14020

Adjacent tissue transfer or rearrangement, scalp, arms and/or legs; defect 10 sq cm or less

The physician performs an adjacent tissue transfer or rearrangement (also known as a local flap) to repair a traumatic or surgical defect on the scalp, arms, or legs. The total combined area of the primary and secondary defects is 10 square centimeters or less. This procedure involves incising and moving a segment of healthy, well-vascularized adjacent skin and subcutaneous tissue into the defect. The transfer is designed in a specific geometric pattern (such as a Z-plasty, W-plasty, V-Y plasty, rotation, advancement, or transposition flap) to ensure adequate coverage with minimal tension and optimal functional and aesthetic outcomes. The procedure inherently includes the excision of the lesion (either benign or malignant) that created the primary defect, meaning a separate excision code is not reported when performed during the same operative session. The physician begins by marking the planned flap on the patient's skin, taking into account the resting skin tension lines, local vascular supply, and the elasticity of the adjacent tissue. After administering local anesthesia, regional block, or general anesthesia, the physician meticulously prepares the recipient site, which may involve excising a skin cancer, a scar, or debriding a traumatic wound. The adjacent skin flap is then incised, elevated, and carefully moved into the primary defect.

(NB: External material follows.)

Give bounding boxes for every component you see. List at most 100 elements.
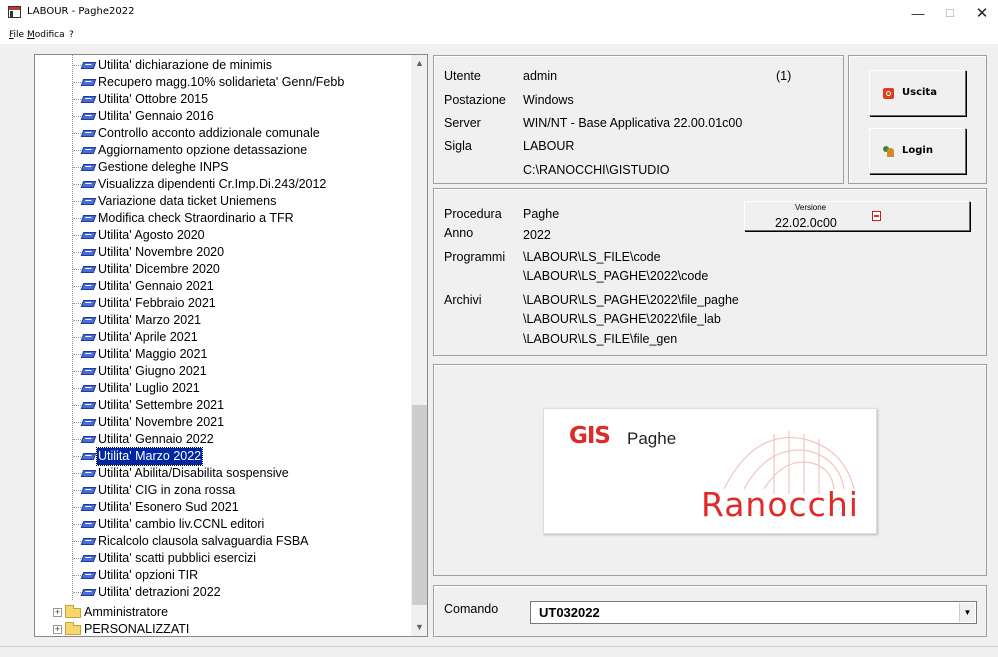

The movement of this flap often creates a secondary defect at the donor site, which is typically closed directly. The area of the primary defect and the secondary defect are measured together to determine the total defect size in square centimeters, which directs the correct CPT code selection. Both defects are closed in layers using deep subcutaneous sutures to reduce tension and superficial sutures or staples to approximate the epidermal edges. Hemostasis is maintained throughout the procedure. Finally, an appropriate sterile dressing is applied to protect the surgical site, facilitate healing, and prevent infection. This meticulous technique ensures a durable closure for defects that cannot be closed through simple, intermediate, or complex linear repair without causing undue tension, functional impairment, or significant aesthetic deformity. Additionally, patient counseling regarding flap viability and post-operative monitoring for signs of ischemia or necrosis is an integral part of the comprehensive care provided during this intervention.

Clinical Indications

  • Malignant skin neoplasms (e.g., basal cell carcinoma, squamous cell carcinoma, melanoma) of the scalp, arms, or legs requiring wide excision.
  • Benign skin lesions or cysts whose excision creates a defect too large for primary linear closure.
  • Traumatic wounds or avulsions with significant tissue loss on the extremities or scalp.
  • Burn contractures restricting movement, requiring a Z-plasty or W-plasty for release.
  • Hypertrophic scars or keloids requiring excision and tissue rearrangement for tension-free closure.

Procedure Steps

  1. Administer local anesthesia, regional block, or ensure the patient is adequately anesthetized under general anesthesia.
  2. Prepare and drape the surgical site (scalp, arm, or leg) in a standard sterile fashion.
  3. Measure and mark the primary defect and design the adjacent tissue transfer pattern (e.g., Z-plasty, rotation flap, advancement flap) taking into account resting skin tension lines.
  4. Excise the lesion or debride the wound to create a clean primary defect, ensuring clear surgical margins if excising a malignancy.
  5. Incise the planned adjacent tissue flap, elevating it while preserving its vascular pedicle or base to ensure viability.
  6. Transfer, rotate, or advance the flap into the primary defect to achieve tension-free coverage.
  7. Undermine the surrounding tissue as necessary to facilitate closure of the secondary defect created by moving the donor flap.
  8. Suture the flap into place and close both primary and secondary defects in multiple layers using deep dermal absorbable sutures and superficial non-absorbable sutures or staples.
  9. Clean the site, apply a sterile surgical dressing, and provide comprehensive postoperative wound care and flap monitoring instructions.

Coding Guidelines

  • The primary defect area and secondary defect area (donor site) must be added together to determine the total area in square centimeters for code selection.
  • Excision of a benign or malignant lesion is included in the adjacent tissue transfer code; do not separately report 11400-11446 or 11600-11646 for the same anatomical site.
  • Undermining adjacent tissue alone to achieve a linear closure does not qualify for an adjacent tissue transfer code; this would be reported with a complex repair code (13100-13160).
  • Repair of a defect 10 sq cm or less on the scalp, arms, or legs is reported with 14020. If the total defect is 10.1 sq cm to 30.0 sq cm, use code 14021.
  • Skin grafts necessary to close a secondary defect can be coded separately if the secondary defect cannot be primarily closed.
  • Do not use these codes for simple Z-plasty or W-plasty for scar revision without excision of a lesion or contracture release unless it specifically qualifies as tissue rearrangement.